Rendre visible ce qui est invisible
Fondée en 2004, la start-up américaine Palantir est l’un des leaders mondiaux du traitement massif de données. « Rendre visible ce qui est invisible à l’œil nu, en moulinant des données et en leur donnant du sens. » Voilà la fonction de Palantir, résumée par Olivier Tesquet, spécialiste du numérique à Télérama. « Par exemple, ils vont deviner les zones de famine en étudiant l’évolution du prix du pain ou permettre à des entreprises de détecter des menaces internes en identifiant les fichiers partagés sur les ordinateurs. » précise le journaliste.
« Palantir ». Les connaisseurs de l’œuvre de Tolkien auront reconnu cette pierre de vision donnant le pouvoir de tout savoir dans Le Seigneur des Anneaux. C’est précisément l’objet de cette technologie, qui « permet de traiter des données produites par les compagnies aériennes ou par les entreprises de télécoms », comme l’explique Alexandre Papaemmanuel, de la société Sopra Steria.
« On peut tracer les appels entrants et sortants, faire des graphes relationnels, savoir qui parle avec qui et quand. »
Ami intime des puissants
Aux États-Unis, Palantir est employée non seulement par les agences de renseignement comme la NSA et le FBI, mais aussi par les secrétariats d’État de la Défense et de la Justice.
L’entreprise, qui fut en partie financée par le fonds In-Q-Tel, lié à la CIA, pèse à présent 20 milliards de dollars. L’un de ses fondateurs, Peter Thiel, est devenu le conseiller numérique de Donald Trump.

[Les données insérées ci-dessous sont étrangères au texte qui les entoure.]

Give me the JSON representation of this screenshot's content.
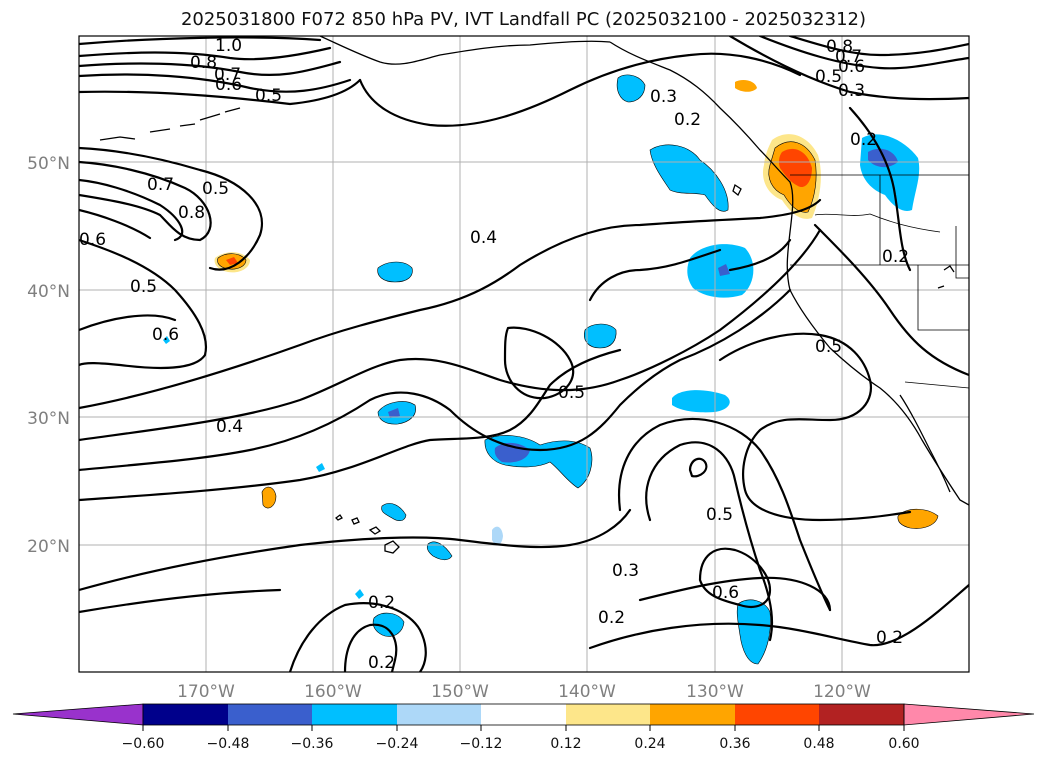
{
  "title": "2025031800 F072 850 hPa PV, IVT Landfall PC (2025032100 - 2025032312)",
  "map": {
    "lon_labels": [
      "170°W",
      "160°W",
      "150°W",
      "140°W",
      "130°W",
      "120°W"
    ],
    "lat_labels": [
      "50°N",
      "40°N",
      "30°N",
      "20°N"
    ],
    "contour_labels": [
      "1.0",
      "0.8",
      "0.7",
      "0.6",
      "0.5",
      "0.5",
      "0.7",
      "0.8",
      "0.6",
      "0.5",
      "0.6",
      "0.4",
      "0.4",
      "0.5",
      "0.5",
      "0.3",
      "0.2",
      "0.8",
      "0.7",
      "0.6",
      "0.5",
      "0.3",
      "0.2",
      "0.2",
      "0.5",
      "0.3",
      "0.6",
      "0.2",
      "0.2",
      "0.2",
      "0.2"
    ]
  },
  "colorbar": {
    "tick_labels": [
      "−0.60",
      "−0.48",
      "−0.36",
      "−0.24",
      "−0.12",
      "0.12",
      "0.24",
      "0.36",
      "0.48",
      "0.60"
    ],
    "colors": [
      "#9932cc",
      "#00008b",
      "#3a5fcd",
      "#00bfff",
      "#add8f8",
      "#ffffff",
      "#fde68a",
      "#ffa500",
      "#ff4500",
      "#b22222",
      "#ff88aa"
    ]
  },
  "shading": {
    "positive_colors": [
      "#fde68a",
      "#ffa500",
      "#ff4500"
    ],
    "negative_colors": [
      "#add8f8",
      "#00bfff",
      "#3a5fcd"
    ]
  }
}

Les Etats-Unis ne semblent pourtant pas suffire à l’entreprise. Dès sa création, elle cherche à décrocher des marchés en France. En 2015, elle se porte candidate sur des appels d’offres publics liés au traitement des données fiscales. En vain. « On ne pouvait pas confier la gestion de ces données ultra-sensibles à une entreprise américaine qui n’applique pas les mêmes règles que nous. » se souvient la sénatrice UDI Catherine Morin-Desailly, spécialiste des questions numériques.
Mais l’année suivante, Palantir obtient un contrat de 10 millions d’euros auprès de la Direction générale de la sécurité intérieure (DGSI). « Nous étions après les attentats de 2015″note Guillaume Farde de la société Risk & Co.

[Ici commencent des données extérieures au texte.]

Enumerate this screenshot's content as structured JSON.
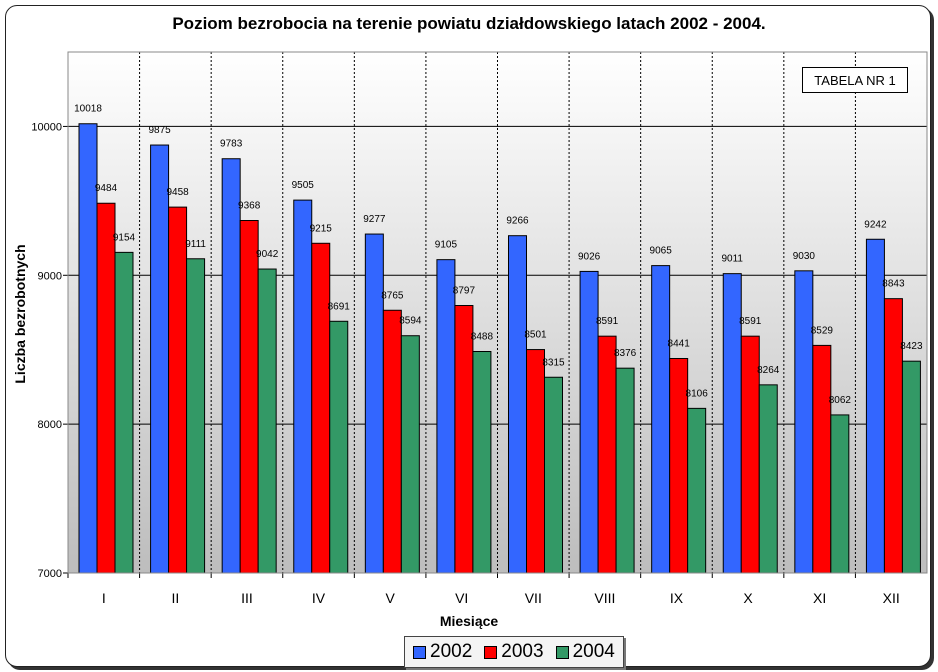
{
  "chart_data": {
    "type": "bar",
    "title": "Poziom bezrobocia na terenie powiatu działdowskiego latach 2002 - 2004.",
    "xlabel": "Miesiące",
    "ylabel": "Liczba bezrobotnych",
    "ylim": [
      7000,
      10500
    ],
    "yticks": [
      7000,
      8000,
      9000,
      10000
    ],
    "grid": true,
    "legend_position": "bottom",
    "annotation": "TABELA NR 1",
    "categories": [
      "I",
      "II",
      "III",
      "IV",
      "V",
      "VI",
      "VII",
      "VIII",
      "IX",
      "X",
      "XI",
      "XII"
    ],
    "series": [
      {
        "name": "2002",
        "color": "#3366ff",
        "values": [
          10018,
          9875,
          9783,
          9505,
          9277,
          9105,
          9266,
          9026,
          9065,
          9011,
          9030,
          9242
        ]
      },
      {
        "name": "2003",
        "color": "#ff0000",
        "values": [
          9484,
          9458,
          9368,
          9215,
          8765,
          8797,
          8501,
          8591,
          8441,
          8591,
          8529,
          8843
        ]
      },
      {
        "name": "2004",
        "color": "#339966",
        "values": [
          9154,
          9111,
          9042,
          8691,
          8594,
          8488,
          8315,
          8376,
          8106,
          8264,
          8062,
          8423
        ]
      }
    ]
  }
}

« Dans un contexte de menace extrêmement élevée, nos services avaient besoin, dans l’urgence, de capacités techniques de renseignement. Mais il n’y avait pas d’opérateur national capable de répondre à cette demande. Les services de renseignement n’avaient pas le choix. »
Infiltration outre-Atlantique
Ce qui était présenté comme une « solution temporaire » par le directeur de la DGSI pose aujourd’hui question. Peut-on être certains que les informations traitées par Palantir ne vont pas fuiter vers les États-Unis ?

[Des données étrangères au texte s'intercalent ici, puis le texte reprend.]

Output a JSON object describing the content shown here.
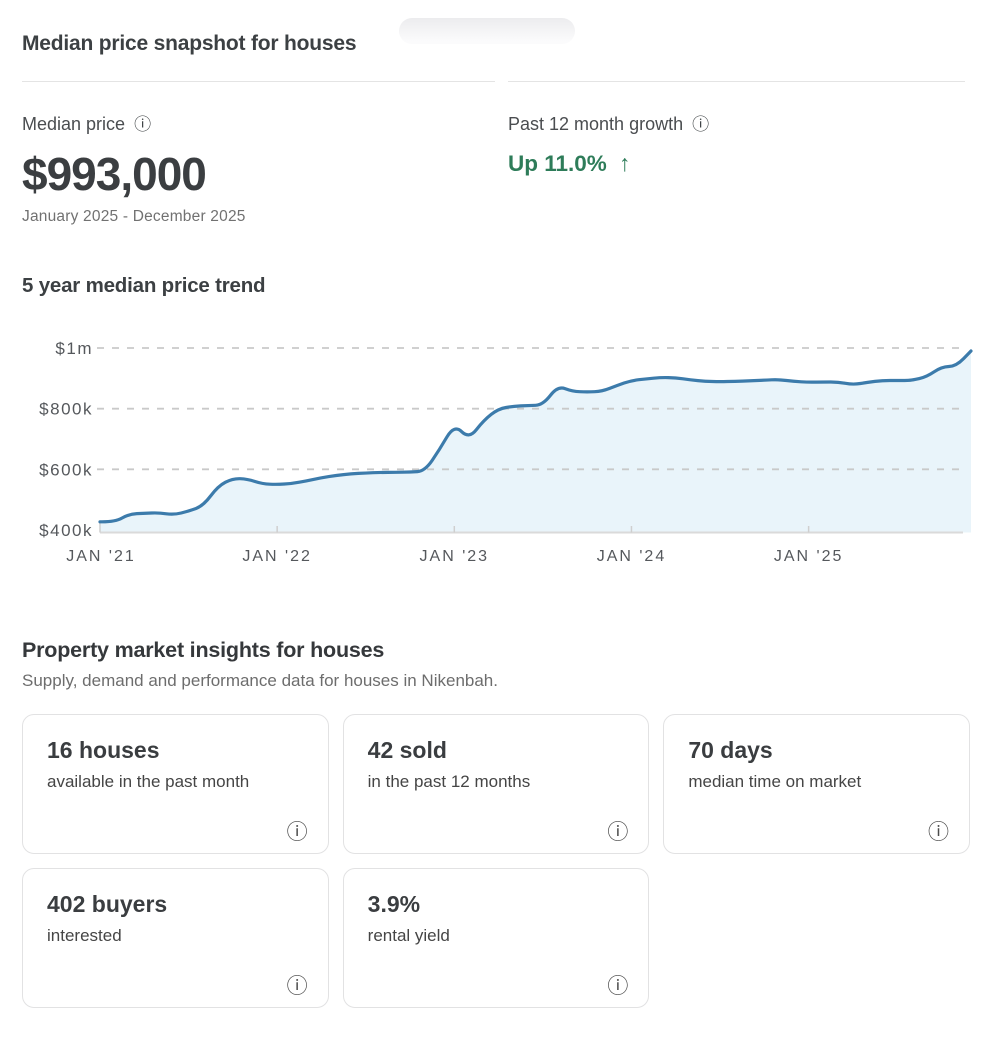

« Nos services ont des capacités de cyber-défense et de contre-espionnage qui sont très développées, réplique Floran Vadillo, ancien conseiller du garde des Sceaux Urvoas. Une porte dérobée ou un cheval de Troie seraient facilement repérés. Et puis, il n’est pas dans l’intérêt commercial de Palantir d’offrir des solutions minées à ses clients. Si on apprend qu’elle participe à un détournement de données, tout son system-business s’effondre. »

Le représentant français des questions numériques auprès de la Commission européenne, Gilles Babinet, n’en est pas convaincu. « À partir du moment où Palantir ne donne pas le code source de son logiciel, qui est son secret de fabrication, il y a toujours le risque qu’une porte dérobée soit mise en œuvre et qu’elle recrache des données essentielles, sans contrôle. C’est un risque majeur pour le renseignement. »
Souveraineté numérique
Le fait que Palantir soit impliquée dans le scandale Cambridge Analytica, cette société britannique qui a servi la campagne de Donald Trump en siphonnant les données personnelles de millions d’utilisateurs de Facebook, est loin de dissiper les interrogations. Sans parler du fait qu’Airbus, fleuron de l’industrie européenne et grand concurrent de l’américain Boeing, utilise aussi cette technologie.
Catherine Morin-Desailly a récemment remis un rapport intitulé « Prendre en main notre destin numérique : l’urgence de la formation ».
« Nous sommes au cœur du cyclone. Il ne faut pas être naïf et être très vigilant. Car nous sommes en perte de souveraineté numérique. » prévient-elle.